[Esip-preserve] [ESIP-all] Please review Draft ESIP Data Citation Guidelines

Fri Aug 19 13:07:45 EDT 2011

On 18 Aug 2011, at 9:54 AM, Russ Rew wrote:

> I have a (perhaps) minor contribution I'd like to work on, one of these
> days when I get time.  It's about the need for having canonical versions
> of cited datasets, so that an SHA1 digest (for example) of the canonical
> version of a dataset identifies it uniquely, globally, and for all time.
> 
> If such dataset signatures were practical, it would be relatively easy
> to determine whether two copies of a dataset represented the same data,
> even if there were gratuitous differences that were unimportant in terms
> of use of the data in analysis, visualization, or scientific papers.
> 
> Some obvious obstacles to the practicality of this idea are:
> 
>  - tool support to read a dataset in a particular format and output a
>    canonical copy, usable for creating digest signatures
> 
>  - dealing with small differences in the last few bits of
>    floating-point representations in a way that has scientific
>    integrity
> 
>  - clarifying exactly what is meant by "gratuitous" differences in
>    derived data products that should theoretically be the same but
>    differ due to order of processing steps or non-deterministic parallel
>    computations
> 
> I've written an nccopy tool that makes it possible to experiment with an
> option to canonicalize data that would specify canonical orders for
> objects in the dataset, canonical chunking and compression options, and
> canonical ways to handle other differences that are transparent to
> readers of the data.  I hope to finish this in the next year and see if
> the idea is really of any practical use.  You may have already
> considered this and decided it's not feasible, and I may end up
> concluding the same thing, but it's on my ToDo list ...

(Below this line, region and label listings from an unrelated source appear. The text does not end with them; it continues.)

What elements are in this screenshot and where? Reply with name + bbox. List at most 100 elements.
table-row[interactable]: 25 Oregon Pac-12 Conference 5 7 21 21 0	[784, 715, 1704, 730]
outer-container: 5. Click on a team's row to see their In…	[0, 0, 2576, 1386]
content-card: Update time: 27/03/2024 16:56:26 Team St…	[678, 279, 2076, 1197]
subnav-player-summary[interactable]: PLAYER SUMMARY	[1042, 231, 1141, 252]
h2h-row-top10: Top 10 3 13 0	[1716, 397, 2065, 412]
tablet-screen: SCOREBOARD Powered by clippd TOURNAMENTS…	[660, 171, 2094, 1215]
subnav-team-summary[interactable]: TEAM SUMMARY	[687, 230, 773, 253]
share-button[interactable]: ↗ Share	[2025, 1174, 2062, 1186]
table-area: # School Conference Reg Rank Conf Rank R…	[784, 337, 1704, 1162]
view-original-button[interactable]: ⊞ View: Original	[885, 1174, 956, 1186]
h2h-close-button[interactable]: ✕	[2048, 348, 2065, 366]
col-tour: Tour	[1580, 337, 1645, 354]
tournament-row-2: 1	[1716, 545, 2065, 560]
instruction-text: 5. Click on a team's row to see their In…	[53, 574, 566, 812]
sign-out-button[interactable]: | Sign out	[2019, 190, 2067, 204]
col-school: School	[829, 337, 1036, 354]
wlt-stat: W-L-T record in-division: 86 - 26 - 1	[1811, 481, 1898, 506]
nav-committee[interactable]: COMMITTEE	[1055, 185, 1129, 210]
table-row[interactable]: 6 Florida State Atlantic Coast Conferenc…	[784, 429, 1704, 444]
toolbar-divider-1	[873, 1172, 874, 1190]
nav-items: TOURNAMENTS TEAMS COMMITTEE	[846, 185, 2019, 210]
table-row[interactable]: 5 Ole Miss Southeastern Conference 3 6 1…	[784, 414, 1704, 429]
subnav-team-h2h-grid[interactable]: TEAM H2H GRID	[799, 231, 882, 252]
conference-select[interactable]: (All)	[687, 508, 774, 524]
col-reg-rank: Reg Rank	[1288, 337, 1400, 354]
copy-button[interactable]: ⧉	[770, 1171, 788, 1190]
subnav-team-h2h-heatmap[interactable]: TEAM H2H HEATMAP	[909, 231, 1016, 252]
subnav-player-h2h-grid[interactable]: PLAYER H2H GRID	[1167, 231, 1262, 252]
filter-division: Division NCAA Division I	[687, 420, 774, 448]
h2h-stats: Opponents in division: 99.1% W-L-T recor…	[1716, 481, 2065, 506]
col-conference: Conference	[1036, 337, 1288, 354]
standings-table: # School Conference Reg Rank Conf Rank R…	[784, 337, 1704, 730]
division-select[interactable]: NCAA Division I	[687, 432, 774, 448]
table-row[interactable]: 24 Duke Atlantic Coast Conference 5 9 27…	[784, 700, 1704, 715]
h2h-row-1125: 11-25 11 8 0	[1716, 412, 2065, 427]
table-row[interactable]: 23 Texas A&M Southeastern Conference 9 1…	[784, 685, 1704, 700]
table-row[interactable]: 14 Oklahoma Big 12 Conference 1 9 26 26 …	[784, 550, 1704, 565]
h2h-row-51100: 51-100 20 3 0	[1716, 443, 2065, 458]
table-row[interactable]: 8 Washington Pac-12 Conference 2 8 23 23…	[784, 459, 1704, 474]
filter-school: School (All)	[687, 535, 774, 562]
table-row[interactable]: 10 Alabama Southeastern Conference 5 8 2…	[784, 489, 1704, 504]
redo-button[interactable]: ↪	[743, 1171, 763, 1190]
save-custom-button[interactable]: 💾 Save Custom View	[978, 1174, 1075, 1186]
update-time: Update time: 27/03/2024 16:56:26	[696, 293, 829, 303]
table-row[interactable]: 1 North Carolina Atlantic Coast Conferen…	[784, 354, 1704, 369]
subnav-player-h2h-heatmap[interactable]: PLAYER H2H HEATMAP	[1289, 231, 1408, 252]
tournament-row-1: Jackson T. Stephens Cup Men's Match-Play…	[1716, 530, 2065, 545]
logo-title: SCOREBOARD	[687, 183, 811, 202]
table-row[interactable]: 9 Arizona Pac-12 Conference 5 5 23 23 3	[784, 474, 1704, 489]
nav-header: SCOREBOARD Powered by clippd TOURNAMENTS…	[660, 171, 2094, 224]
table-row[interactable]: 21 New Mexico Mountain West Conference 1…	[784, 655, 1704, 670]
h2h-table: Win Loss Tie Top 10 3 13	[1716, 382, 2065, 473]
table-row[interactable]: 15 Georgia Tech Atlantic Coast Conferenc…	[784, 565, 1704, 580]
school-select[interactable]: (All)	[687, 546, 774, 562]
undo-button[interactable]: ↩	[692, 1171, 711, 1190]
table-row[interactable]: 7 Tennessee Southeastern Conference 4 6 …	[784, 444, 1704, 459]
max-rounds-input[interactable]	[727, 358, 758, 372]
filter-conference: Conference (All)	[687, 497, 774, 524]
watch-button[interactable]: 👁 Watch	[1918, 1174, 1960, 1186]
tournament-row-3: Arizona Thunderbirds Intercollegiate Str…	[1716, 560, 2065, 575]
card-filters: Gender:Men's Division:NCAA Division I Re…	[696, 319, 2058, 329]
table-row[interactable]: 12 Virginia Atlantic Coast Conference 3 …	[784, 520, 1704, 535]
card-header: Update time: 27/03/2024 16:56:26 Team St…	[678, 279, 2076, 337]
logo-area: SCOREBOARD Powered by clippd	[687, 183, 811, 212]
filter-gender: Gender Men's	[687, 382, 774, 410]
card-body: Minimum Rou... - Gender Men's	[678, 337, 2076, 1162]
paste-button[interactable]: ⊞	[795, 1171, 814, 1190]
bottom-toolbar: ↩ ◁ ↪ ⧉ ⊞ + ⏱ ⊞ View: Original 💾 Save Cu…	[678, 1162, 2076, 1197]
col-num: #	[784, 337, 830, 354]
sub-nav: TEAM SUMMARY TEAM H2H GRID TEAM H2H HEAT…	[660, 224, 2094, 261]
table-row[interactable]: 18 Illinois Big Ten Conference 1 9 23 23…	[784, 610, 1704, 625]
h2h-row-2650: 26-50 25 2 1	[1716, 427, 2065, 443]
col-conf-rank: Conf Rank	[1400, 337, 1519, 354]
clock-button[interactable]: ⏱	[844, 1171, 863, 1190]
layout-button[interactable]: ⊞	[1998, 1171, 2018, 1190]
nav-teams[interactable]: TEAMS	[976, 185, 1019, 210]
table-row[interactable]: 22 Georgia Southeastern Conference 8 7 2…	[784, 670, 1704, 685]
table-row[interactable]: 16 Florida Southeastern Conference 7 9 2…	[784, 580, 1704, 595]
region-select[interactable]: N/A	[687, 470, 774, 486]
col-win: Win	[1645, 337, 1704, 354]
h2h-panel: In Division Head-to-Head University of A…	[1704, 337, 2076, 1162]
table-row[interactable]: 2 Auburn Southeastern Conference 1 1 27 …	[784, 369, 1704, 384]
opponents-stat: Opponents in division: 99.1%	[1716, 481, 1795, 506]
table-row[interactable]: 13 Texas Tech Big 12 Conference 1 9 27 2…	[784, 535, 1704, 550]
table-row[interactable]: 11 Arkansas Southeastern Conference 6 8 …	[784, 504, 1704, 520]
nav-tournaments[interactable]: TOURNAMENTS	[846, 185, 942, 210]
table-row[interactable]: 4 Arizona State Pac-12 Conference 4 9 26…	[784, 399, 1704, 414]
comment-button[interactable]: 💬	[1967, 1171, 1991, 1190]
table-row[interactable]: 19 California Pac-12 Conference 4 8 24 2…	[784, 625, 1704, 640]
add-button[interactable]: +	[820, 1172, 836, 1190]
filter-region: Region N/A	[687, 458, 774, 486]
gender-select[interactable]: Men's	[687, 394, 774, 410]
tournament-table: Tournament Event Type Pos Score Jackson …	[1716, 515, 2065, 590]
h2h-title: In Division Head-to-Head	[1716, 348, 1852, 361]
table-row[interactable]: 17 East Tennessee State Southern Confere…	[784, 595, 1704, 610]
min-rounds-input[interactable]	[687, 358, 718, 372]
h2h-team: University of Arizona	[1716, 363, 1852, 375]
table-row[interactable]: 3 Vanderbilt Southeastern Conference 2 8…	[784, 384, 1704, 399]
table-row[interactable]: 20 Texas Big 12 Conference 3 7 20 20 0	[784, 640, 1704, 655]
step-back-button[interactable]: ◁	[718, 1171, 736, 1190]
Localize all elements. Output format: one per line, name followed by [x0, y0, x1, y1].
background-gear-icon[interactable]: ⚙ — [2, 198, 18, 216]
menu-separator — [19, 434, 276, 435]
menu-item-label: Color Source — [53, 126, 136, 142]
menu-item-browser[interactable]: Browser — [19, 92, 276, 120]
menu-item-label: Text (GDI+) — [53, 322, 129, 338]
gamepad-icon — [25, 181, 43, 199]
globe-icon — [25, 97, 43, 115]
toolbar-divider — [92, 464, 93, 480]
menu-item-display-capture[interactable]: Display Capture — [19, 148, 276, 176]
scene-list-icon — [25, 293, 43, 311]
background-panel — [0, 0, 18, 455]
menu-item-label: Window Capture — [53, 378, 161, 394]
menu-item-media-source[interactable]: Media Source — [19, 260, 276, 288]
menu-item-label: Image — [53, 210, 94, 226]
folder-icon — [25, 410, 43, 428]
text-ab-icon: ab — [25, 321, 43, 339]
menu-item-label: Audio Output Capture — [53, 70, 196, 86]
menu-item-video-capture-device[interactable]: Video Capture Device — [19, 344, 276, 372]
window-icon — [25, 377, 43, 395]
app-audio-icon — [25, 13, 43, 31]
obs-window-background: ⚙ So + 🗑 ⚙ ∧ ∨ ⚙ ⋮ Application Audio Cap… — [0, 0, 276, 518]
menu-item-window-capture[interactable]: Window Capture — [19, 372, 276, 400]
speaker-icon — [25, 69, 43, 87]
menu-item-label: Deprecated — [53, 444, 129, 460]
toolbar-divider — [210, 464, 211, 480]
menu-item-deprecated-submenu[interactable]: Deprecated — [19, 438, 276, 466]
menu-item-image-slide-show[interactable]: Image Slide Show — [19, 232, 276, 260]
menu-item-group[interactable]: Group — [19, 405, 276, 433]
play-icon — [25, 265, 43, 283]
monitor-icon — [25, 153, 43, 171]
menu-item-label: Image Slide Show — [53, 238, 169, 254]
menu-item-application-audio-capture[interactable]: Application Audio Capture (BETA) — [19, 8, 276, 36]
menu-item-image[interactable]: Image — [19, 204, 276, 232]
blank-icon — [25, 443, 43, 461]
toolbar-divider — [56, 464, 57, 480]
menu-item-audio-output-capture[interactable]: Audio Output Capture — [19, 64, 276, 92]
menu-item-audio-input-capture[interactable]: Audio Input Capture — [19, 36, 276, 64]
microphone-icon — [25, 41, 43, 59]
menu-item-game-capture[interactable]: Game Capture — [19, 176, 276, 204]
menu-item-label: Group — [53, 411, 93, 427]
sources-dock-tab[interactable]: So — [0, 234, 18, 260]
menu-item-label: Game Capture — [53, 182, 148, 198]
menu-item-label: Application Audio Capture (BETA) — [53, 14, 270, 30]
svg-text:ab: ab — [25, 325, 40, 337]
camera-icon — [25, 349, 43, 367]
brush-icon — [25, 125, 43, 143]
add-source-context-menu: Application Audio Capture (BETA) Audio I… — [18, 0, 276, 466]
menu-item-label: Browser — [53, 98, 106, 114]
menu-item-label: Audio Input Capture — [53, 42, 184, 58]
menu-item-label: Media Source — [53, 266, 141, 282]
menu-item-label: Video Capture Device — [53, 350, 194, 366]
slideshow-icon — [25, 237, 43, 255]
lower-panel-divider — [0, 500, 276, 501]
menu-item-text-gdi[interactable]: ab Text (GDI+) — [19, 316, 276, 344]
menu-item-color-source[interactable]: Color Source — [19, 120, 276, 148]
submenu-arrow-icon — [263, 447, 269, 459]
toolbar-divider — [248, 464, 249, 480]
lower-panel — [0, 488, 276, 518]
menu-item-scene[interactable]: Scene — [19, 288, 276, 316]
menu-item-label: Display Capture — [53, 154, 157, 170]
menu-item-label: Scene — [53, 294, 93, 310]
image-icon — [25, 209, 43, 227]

Ah, Russ, you hit on an issue the cluster went round and round on--the idea of canonical versions and determining scientifically equivalent data sets proves to be quite challenging. Our guidelines do not really address this area and it does indeed demand further research  The Duerr et al. paper referenced in the Guidelines discusses it a bit, and Bruce Barkstrom and Curt Tilmes have some ideas on the topic as well.

Cheers,

-m.